Bottoms up and etwas Sachertorte all round;
Just a raw carrot for me, said Zarathustra,
from the high moral ground,
sitting there with flypaper
waiting for his ideas to stick.
A Ladybird.
The first book I ever bought
was hardcover
Ladybird
called Ned, The Lonely Donkey.
That would be Der Einsam Esel in German
the language of Nietzsche,
who made his own sensibility the measure of all things,
and spoke about himself in the name of Zarathustra.
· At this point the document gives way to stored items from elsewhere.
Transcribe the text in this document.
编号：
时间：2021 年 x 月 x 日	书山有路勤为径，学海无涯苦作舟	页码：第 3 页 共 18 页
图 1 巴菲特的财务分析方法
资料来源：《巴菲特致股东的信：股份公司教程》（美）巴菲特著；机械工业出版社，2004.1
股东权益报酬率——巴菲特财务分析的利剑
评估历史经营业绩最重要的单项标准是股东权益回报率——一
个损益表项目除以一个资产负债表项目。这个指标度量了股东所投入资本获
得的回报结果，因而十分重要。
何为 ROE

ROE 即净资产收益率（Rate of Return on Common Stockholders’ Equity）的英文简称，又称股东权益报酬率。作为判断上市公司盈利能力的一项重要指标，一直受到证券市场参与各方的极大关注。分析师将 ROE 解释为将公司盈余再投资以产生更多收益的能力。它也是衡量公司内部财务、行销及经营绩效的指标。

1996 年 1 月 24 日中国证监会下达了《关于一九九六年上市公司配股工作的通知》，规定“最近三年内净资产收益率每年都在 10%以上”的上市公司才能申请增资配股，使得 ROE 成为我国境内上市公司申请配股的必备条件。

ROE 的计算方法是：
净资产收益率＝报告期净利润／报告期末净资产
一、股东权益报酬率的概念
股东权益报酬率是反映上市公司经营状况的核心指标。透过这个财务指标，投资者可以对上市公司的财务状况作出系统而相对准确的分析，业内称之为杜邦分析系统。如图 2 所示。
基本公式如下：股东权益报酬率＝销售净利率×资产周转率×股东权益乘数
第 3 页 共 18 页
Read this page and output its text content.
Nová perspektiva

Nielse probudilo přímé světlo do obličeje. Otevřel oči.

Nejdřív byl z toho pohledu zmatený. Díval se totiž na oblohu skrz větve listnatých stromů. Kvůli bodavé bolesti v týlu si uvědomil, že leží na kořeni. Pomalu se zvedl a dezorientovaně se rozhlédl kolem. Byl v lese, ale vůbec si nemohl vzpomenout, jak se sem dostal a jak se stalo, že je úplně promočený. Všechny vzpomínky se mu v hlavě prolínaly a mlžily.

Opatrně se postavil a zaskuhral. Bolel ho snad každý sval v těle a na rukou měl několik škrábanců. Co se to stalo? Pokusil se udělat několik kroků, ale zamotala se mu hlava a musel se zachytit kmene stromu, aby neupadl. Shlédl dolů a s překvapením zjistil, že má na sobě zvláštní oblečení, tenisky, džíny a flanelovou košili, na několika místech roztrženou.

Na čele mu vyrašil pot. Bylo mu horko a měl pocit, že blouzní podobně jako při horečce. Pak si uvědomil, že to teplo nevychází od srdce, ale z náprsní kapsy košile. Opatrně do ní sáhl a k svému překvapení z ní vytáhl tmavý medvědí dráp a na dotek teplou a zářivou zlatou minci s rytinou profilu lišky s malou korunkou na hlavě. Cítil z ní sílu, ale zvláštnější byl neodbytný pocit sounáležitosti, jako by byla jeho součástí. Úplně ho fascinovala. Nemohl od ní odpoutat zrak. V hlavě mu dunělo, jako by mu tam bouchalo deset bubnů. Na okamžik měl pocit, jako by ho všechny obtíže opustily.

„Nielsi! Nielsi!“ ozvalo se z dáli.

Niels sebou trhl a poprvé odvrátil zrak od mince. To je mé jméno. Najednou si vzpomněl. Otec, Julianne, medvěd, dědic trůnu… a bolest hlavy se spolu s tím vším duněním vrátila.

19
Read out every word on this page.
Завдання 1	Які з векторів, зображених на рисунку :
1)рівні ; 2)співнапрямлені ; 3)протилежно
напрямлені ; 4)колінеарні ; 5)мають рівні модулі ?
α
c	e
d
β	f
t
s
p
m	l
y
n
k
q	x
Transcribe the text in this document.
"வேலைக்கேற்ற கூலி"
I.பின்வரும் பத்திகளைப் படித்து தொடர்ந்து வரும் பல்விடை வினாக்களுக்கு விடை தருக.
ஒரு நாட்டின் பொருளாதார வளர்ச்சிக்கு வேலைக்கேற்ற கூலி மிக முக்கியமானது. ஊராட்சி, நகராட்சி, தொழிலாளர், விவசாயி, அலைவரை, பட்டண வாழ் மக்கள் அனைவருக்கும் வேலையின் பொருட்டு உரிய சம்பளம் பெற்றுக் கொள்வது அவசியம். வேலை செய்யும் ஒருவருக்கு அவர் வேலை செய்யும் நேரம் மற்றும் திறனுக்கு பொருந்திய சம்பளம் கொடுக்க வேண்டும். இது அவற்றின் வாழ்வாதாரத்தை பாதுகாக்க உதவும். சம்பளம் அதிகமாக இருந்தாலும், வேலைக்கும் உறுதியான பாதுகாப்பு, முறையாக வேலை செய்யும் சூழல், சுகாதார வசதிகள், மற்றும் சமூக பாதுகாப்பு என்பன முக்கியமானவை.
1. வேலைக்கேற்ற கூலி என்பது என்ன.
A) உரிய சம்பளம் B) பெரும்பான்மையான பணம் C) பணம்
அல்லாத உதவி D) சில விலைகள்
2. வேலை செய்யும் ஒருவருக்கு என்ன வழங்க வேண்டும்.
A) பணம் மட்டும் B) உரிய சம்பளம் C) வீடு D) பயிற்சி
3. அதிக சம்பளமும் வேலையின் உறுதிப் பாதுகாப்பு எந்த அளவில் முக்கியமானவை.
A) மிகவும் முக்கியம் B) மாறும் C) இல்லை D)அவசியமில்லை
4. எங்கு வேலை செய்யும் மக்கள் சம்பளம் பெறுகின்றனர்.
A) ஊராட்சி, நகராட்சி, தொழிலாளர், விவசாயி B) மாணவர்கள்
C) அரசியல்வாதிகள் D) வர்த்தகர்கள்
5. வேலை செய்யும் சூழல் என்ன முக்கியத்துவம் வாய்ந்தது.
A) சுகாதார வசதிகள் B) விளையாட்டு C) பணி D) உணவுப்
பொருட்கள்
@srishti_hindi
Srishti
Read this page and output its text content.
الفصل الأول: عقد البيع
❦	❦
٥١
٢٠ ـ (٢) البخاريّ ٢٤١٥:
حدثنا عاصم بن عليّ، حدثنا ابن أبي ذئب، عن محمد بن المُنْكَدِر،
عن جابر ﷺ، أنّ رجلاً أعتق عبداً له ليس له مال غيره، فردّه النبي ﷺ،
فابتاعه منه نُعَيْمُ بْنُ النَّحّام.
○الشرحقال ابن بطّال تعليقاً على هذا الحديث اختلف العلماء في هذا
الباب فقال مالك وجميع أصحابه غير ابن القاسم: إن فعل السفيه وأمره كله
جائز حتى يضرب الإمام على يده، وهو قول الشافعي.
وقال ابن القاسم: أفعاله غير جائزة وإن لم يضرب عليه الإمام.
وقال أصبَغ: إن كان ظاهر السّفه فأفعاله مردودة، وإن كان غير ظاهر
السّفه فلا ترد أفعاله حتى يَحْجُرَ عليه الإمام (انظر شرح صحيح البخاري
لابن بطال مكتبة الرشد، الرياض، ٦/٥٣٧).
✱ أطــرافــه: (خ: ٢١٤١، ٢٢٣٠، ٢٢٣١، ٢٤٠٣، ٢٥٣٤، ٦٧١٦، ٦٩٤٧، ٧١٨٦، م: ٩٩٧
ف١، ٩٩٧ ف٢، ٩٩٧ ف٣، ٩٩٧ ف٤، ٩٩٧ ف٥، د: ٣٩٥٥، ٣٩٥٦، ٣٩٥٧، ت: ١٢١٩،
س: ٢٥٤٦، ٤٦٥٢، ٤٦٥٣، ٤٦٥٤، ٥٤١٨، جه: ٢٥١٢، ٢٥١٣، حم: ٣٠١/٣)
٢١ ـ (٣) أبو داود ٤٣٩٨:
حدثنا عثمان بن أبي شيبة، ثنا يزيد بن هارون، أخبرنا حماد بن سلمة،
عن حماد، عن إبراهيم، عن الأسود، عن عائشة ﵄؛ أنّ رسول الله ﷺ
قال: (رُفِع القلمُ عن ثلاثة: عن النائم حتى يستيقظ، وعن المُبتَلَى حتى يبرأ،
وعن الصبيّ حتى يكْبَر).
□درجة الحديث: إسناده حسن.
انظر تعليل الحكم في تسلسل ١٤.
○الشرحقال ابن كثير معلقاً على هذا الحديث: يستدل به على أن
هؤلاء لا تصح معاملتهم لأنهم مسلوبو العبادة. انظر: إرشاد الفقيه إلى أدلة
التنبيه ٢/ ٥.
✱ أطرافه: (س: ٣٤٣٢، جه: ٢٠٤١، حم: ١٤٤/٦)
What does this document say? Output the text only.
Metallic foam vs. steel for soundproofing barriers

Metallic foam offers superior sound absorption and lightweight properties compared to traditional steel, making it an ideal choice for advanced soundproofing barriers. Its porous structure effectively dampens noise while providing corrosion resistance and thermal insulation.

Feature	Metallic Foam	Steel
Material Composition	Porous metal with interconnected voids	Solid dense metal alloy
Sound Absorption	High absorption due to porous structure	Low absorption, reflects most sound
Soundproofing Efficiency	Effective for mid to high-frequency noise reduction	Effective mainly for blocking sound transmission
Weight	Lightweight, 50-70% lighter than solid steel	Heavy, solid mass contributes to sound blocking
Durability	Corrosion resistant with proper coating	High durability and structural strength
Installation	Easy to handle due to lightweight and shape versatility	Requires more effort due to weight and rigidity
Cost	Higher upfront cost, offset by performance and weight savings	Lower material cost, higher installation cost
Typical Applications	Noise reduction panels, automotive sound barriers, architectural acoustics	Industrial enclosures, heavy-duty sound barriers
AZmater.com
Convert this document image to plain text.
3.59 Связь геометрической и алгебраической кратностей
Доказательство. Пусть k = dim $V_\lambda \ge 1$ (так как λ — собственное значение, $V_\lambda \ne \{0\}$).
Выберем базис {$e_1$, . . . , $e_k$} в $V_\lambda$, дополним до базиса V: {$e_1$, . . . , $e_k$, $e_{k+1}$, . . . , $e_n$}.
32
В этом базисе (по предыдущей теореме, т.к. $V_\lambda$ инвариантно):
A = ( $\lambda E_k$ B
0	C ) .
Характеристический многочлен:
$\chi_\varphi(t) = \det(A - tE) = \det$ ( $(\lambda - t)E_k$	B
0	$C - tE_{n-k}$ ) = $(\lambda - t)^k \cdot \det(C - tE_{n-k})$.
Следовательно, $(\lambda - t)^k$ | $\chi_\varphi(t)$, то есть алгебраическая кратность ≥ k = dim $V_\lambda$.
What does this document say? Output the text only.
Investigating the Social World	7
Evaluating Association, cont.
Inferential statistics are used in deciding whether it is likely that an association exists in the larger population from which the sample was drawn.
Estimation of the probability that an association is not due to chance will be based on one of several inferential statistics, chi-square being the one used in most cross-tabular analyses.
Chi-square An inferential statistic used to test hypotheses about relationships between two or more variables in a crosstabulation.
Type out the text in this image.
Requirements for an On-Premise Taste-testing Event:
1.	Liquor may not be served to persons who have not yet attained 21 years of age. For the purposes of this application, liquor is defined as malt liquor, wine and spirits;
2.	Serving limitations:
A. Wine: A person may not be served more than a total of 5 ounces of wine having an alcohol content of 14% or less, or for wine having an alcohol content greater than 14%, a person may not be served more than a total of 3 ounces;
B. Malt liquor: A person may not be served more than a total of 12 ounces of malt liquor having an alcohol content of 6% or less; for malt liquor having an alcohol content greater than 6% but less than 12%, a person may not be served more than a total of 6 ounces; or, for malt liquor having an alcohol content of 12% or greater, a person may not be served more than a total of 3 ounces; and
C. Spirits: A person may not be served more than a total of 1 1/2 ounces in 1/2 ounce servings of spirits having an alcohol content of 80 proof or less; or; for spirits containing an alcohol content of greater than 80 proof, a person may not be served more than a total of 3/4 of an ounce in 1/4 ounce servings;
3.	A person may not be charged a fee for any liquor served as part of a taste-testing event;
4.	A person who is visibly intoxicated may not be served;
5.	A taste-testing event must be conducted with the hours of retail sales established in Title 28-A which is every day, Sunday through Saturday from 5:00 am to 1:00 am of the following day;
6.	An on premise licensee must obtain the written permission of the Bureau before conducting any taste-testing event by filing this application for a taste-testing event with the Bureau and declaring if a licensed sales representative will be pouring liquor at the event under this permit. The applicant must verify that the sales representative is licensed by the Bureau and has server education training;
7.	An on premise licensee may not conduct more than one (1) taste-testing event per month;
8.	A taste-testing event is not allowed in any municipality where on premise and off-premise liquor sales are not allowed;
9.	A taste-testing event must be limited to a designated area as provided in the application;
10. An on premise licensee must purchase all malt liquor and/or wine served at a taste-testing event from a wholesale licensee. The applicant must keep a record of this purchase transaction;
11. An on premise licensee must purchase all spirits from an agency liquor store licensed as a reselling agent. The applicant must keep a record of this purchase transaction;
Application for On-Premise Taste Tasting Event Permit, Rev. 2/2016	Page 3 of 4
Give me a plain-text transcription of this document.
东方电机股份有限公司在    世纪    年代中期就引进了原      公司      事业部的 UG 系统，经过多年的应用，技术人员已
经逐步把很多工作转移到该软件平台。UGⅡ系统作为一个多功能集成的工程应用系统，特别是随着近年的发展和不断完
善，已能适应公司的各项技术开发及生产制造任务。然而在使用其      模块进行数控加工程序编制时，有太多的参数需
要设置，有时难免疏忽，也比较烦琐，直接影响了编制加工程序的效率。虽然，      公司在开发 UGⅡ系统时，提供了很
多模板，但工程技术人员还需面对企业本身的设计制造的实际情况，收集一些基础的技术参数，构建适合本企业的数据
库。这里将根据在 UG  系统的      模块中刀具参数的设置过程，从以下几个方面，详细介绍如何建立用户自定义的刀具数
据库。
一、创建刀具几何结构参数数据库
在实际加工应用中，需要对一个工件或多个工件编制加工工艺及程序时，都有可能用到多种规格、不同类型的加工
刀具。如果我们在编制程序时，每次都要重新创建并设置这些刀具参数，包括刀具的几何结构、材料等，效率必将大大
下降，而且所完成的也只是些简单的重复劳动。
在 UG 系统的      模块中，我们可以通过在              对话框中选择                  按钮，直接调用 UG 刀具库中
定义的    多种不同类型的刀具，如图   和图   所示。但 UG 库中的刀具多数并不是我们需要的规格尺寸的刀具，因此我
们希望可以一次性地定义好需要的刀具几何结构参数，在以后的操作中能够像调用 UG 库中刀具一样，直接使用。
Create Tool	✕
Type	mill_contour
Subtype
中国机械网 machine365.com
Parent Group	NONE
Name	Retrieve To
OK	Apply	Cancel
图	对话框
I've always had a thing about donkeys–
and so it seems, does Zarathustra
like Ned
leaves home in search of friends.
Guided by the twittering wisdom of an owl,
Ned tries a number of alternate lifestyles,
until 52 pages later,
Ned, the lonely donkey finds happiness
with Timothy, the lonely boy.
It takes Nietzsche 297 pages to walk off into the sunrise.

 

III

You can hear a donkey's hee-haw
over 3 kilometres away
or so they say.

 

IV

The First World War depended on the mule.
Since then, various politicos have tried
to pin the Aussie values tail on Simpson's donkey,
a beast
by the name of Duffy.

 

V

Saint Francis, Aesop, Sancho Panza
Winne-the-Pooh, George Orwell, jackets and work
associate all with Equus asinus.
Ditto King Midas of the golden touch
in another myth
Pan and Apollo have a musical play-off
the judge says Apollo's the winner
Midas says no
so Apollo gave him donkey's ears.
Midas tried to hide them under a steep-sided hat
but his barber knew
and his barber knew
he was a chatterbox
so he dug a hole, whispered the secret into it,
and layered earth
over the top.

From this spot within a year
sprouted reeds that murmured:
Midas has the donkey's ear–
each time the north wind blew.

 

VI

Then there's Chesterton, G. K.
with his blood-moon moments
of anti-Semitism
critics say we should understand
in the context of his time–
and his time was the nineteen-20s and 30s
and they were nasty times
to be a Jew.

 

VII

After Ned
I read
Robinson Crusoe,
the story of a lonely man.

Jesus meanwhile has got off his ass
and is doing something
with the chickens that count
the horse in midstream
and the fish
in the plentiful sea.

 

VIII

Nietzsche is the man who said
God is dead
Which makes Jesus just another random bloke.
Nietzsche is the man who said
Get a-head
Be an Übermensch
Change the light-bulb, get the joke.

 

IX

Last night Googling around
I hit the wrong key
missed the donkey
and ended up at Lego For Adults:
How to build a working gun with Lego.
I'm not kidding.
Bang, bang–
You're dead
God is dead
but Zarathustra is still talking
the hind leg off the proverbial.
I picture him scrawny and stoop-shouldered,
sharp nose and not much face below.
Nature made her point
then lost interest,
leaving his face to dribble
back into his neck.
His favourite sound is the gasp
as the rubber lips of the fridge door unstick.
He leans into its cold air
and there's his hairy ass …
and the carrot at the wrong end of the donkey.